The subset gets created and displayed correctly, but when I try to plot it using qplot()
, the rows which were not selected by the subset()
also get shown along one axis.
The actual file I am reading in is a web server log, but I have created a small example to illustrate my problem:
This is the ITEMSSOLD.CSV
file I read in:
CUST,DT,ITEM,PRICE
BigJoe,10/13/2010,Pickup Truck,20000
TightWad,10/13/2010,USB Drive,12
Jane,10/13/2010,Smart Car,30000
Scrooge,10/13/2010,Gumdrops,1
GeekyMan,10/13/2010,Smart Car,30000
I read this into a data frame as follows:
sales_df <- read.table("C:/R_Expt/ItemsSold.csv", header=TRUE, sep=",")
I then did a subset to get the high-ticket items as follows:
big_sales_df <- subset(sales_df, PRICE>100)
big_sales_df
big_sales_df
CUST DT ITEM PRICE
1 BigJoe 10/13/2010 Pickup Truck 20000
3 Jane 10/13/2010 Smart Car 30000
5 GeekyMan 10/13/2010 Smart Car 30000
So that looks OK.
When I try to plot it via qplot
as follows:
qplot(nrow, ITEM, data = ddply(big_sales_df, .(ITEM), "nrow"))

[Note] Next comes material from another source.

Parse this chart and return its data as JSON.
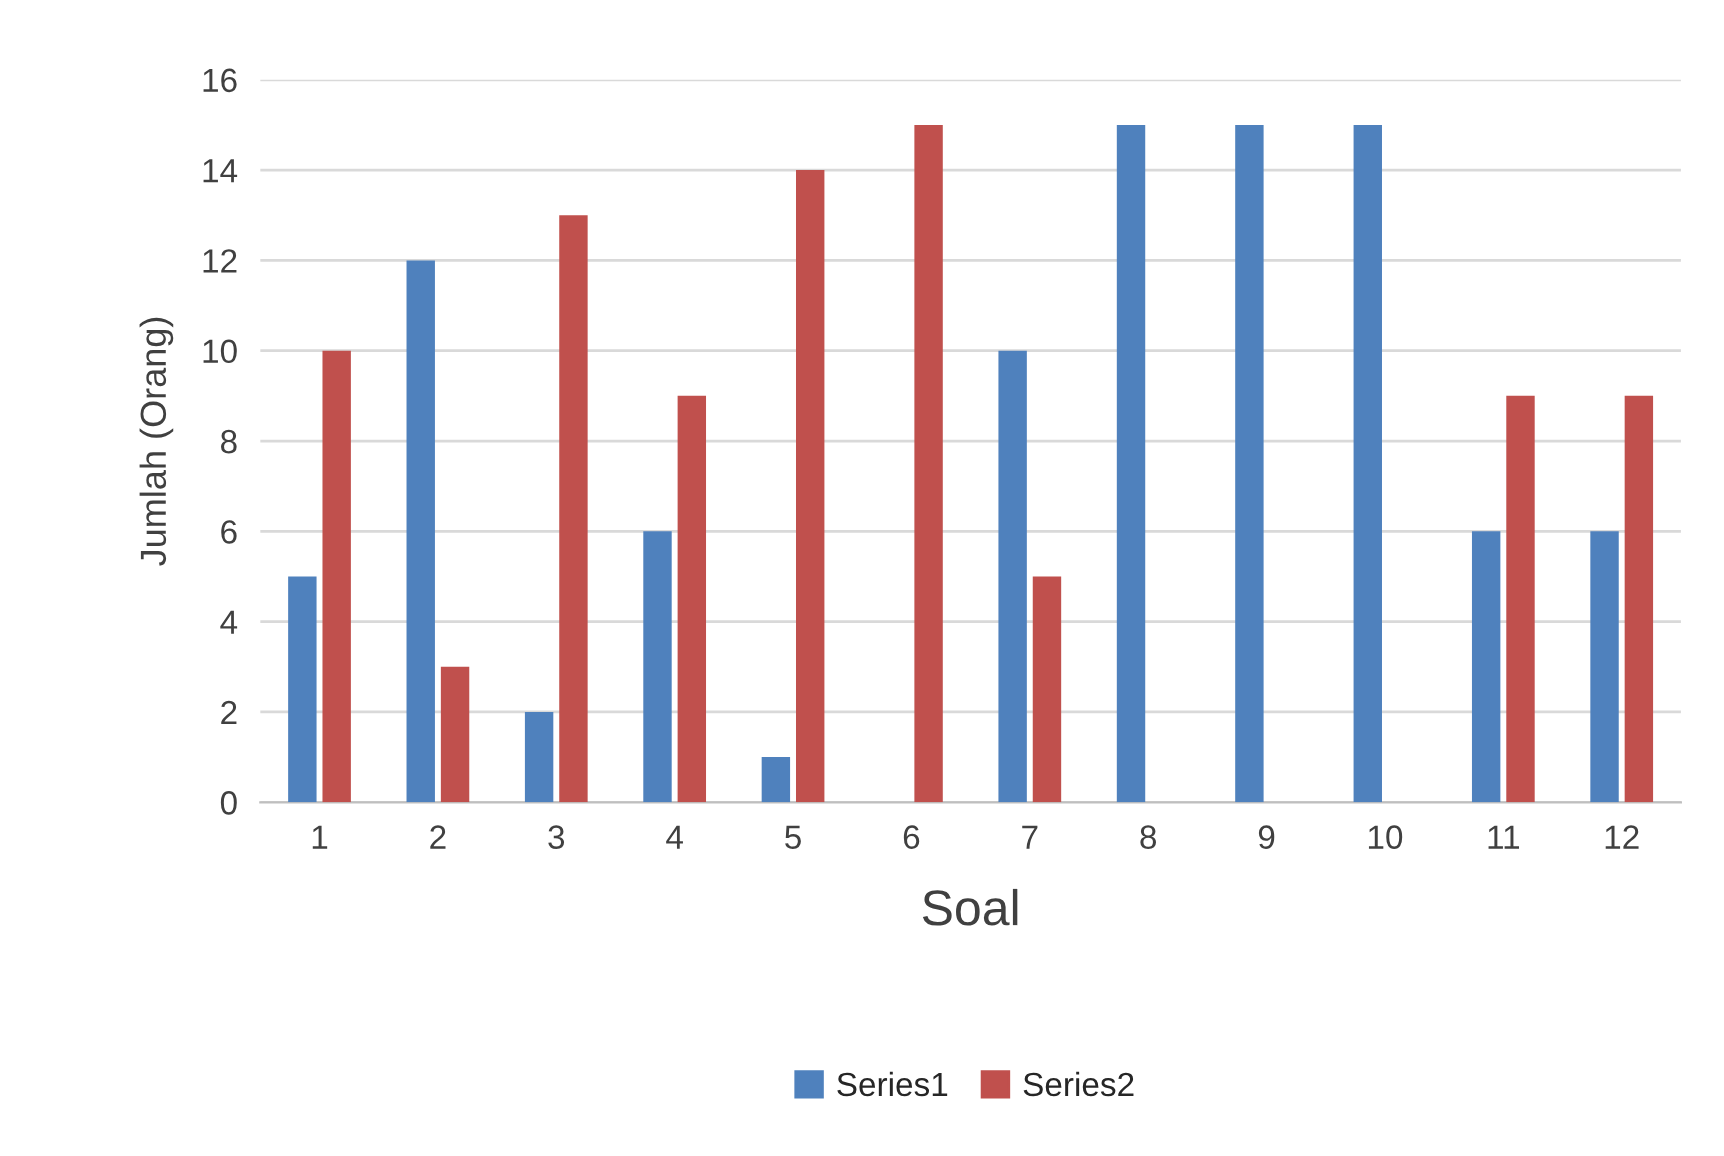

the resulting plot shows all the ITEMS on the Y axis, instead of only Pickup Truck and Smart Car.
The ddply()
alone produces the following output:
ddply(big_sales_df, .(ITEM), "nrow")
ITEM nrow
1 Pickup Truck 1
2 Smart Car 2
Since the example has a small number of ITEMs, the plot is still readable, but in real life, I am trying to plot the names of slow web pages and unfortunately, qplot()
tries to put the names of all webpages along the Y axis and it becomes a black blur.
I tried sqldf()
also:
qplot(NSOLD, ITEM, data = sqldf('select ITEM, count(*) as NSOLD from big_sales_df group by ITEM order by count(*) desc'))
but this produces the same plot.
What I understood is that subset()
is somehow carrying the full parent information inside, instead of just the matched rows.
Is there any way of telling subset()
that it should only keep the relevant information?
Or any other way of getting around subset()
carrying along the empty members?
I know that a brute force method might be to write the result of the subset()
into another CSV file and then read it back in a data.frame
, but I am sure there is an easier way.
Many thanks to all your R gurus out there!
Atish